It’s been almost a year since I had to code in anger. I wanted to do some compression on an XML document by shortening element and attribute names to the bare minimum. The documents I’m compressing contain an unknown number of element names (could be 5, could be 30,000).
To do this, I decided to use a Huffman encoding for the element names, then convert them to an allowable name. I’m not going to go in to the Huffman bit, so for the sake of simplicity let’s call the first element “1”, the second element “2”, the third element “3”, and so on.
The problem is that name elements in this way doesn’t work very well for two reasons:
- You can’t start an XML element name with a number.
- Once you’ve hit your tenth element, you’re now in to two character element names; i.e. we’ve not used all the available characters.
So, I decided to encode them in Base 52, using the “digits” ABCDEFGHIJKLMNOPQRSTUVWYXZabcdefghijklmnopqrstuvwxyz. So the first element would be “A”, then “B”, then the 27th would be “a”, the 53rd “AA”, then “AB”, etc.
Of course, I could be more clever and allow digits or valid punctuation characters in positions other than the first, but that would be too much for a Tuesday afternoon. Also, I guessed at the valid starting characters for an XML element. When I go and look it up and find I made a mistake, what then? What if I wanted to change it? Or move to a completely different base, like binary, for another project?

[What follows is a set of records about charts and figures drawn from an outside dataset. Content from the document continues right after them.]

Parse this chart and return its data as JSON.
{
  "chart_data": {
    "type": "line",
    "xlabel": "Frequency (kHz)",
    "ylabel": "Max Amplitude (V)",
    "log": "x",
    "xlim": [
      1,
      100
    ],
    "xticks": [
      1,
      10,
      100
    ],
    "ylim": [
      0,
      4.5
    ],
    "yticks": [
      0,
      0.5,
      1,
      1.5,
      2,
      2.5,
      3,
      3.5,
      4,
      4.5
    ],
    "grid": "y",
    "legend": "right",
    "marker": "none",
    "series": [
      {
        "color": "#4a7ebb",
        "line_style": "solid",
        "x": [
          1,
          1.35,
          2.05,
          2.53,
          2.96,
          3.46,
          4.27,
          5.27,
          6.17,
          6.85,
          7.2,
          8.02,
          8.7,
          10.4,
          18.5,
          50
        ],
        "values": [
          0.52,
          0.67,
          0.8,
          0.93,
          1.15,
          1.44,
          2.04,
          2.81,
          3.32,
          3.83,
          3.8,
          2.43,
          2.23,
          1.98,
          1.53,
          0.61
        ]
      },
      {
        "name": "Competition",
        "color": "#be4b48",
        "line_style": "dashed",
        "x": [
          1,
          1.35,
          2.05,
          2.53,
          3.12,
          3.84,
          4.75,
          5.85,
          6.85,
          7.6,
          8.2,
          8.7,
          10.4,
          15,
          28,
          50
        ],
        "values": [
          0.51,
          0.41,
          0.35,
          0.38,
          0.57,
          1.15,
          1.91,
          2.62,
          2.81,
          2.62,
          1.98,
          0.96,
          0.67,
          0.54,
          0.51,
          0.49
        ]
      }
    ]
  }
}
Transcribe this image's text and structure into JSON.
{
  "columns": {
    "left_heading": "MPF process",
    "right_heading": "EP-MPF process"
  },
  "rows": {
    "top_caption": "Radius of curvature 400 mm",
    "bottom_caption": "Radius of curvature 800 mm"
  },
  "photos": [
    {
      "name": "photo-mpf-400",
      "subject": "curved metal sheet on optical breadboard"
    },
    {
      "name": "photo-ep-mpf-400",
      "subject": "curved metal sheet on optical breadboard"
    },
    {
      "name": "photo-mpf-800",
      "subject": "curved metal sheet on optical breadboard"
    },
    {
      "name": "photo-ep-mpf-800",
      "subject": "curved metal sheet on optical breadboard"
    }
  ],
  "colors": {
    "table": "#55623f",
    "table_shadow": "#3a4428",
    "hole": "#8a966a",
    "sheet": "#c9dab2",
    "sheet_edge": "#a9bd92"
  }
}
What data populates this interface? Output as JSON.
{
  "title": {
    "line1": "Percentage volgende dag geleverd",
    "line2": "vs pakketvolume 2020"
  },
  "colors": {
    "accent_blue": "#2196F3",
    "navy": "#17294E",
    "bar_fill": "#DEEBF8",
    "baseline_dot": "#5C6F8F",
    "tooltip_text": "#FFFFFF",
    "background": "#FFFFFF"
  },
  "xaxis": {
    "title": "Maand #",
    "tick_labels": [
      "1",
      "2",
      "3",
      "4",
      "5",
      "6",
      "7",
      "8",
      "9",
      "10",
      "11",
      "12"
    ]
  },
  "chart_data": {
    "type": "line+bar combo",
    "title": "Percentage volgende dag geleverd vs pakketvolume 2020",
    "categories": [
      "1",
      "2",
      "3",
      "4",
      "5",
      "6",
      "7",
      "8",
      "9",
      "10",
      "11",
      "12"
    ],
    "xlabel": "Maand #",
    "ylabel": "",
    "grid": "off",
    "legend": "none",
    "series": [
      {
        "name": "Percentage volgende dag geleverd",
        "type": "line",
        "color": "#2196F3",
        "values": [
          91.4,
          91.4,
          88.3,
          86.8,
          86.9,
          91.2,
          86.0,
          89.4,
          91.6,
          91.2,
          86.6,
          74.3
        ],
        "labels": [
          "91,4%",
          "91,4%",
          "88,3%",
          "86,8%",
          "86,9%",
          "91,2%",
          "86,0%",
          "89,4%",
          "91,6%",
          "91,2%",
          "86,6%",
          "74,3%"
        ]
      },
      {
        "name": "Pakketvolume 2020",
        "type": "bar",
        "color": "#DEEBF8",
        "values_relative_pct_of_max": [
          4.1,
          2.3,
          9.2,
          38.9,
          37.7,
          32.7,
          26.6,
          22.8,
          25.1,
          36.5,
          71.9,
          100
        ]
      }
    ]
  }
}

Anyway, without further ado, the method is as follows:
public string GetEncoding(long numberToEncode, string vocab) { int numberBase = vocab.Length; long total = numberToEncode; StringBuilder encodedNumber = new StringBuilder(); int columnNumber = 0; while (Math.Pow(numberBase,columnNumber+1) <= total) columnNumber++; while (total > 0 || columnNumber>=0) { int colValue = (int) Math.Pow(numberBase, columnNumber); encodedNumber.Append(vocab[((int)total / colValue)]); total -= ((total / colValue) * colValue); columnNumber-- ; } return encodedNumber.ToString(); }
This can be used for any base you like, using any single character representations for digits. For example:
GetEncoding(0, "01"); GetEncoding(1, "01"); GetEncoding(2, "01"); GetEncoding(3, "01"); GetEncoding(4, "01"); GetEncoding(5, "01"); GetEncoding(5, "0123456789"); // Yes, I'm aware how boring this is, but it's a good test GetEncoding(27, "0123456789"); GetEncoding(546, "0123456789"); GetEncoding(16, "0123456789ABCDEF"); // Hexadecimal GetEncoding(32, "0123456789ABCDEF"); GetEncoding(45243256, "ABCDEFGHIJKLMNOPQRSTUVWXYZabcdefghijklmnopqrstuvwxyz");
Rather than attempt to explain how to use it, here are some sample invocations:
… and the outputs:
0 1 10 11 100 101 5 27 546 10 20 GJnyg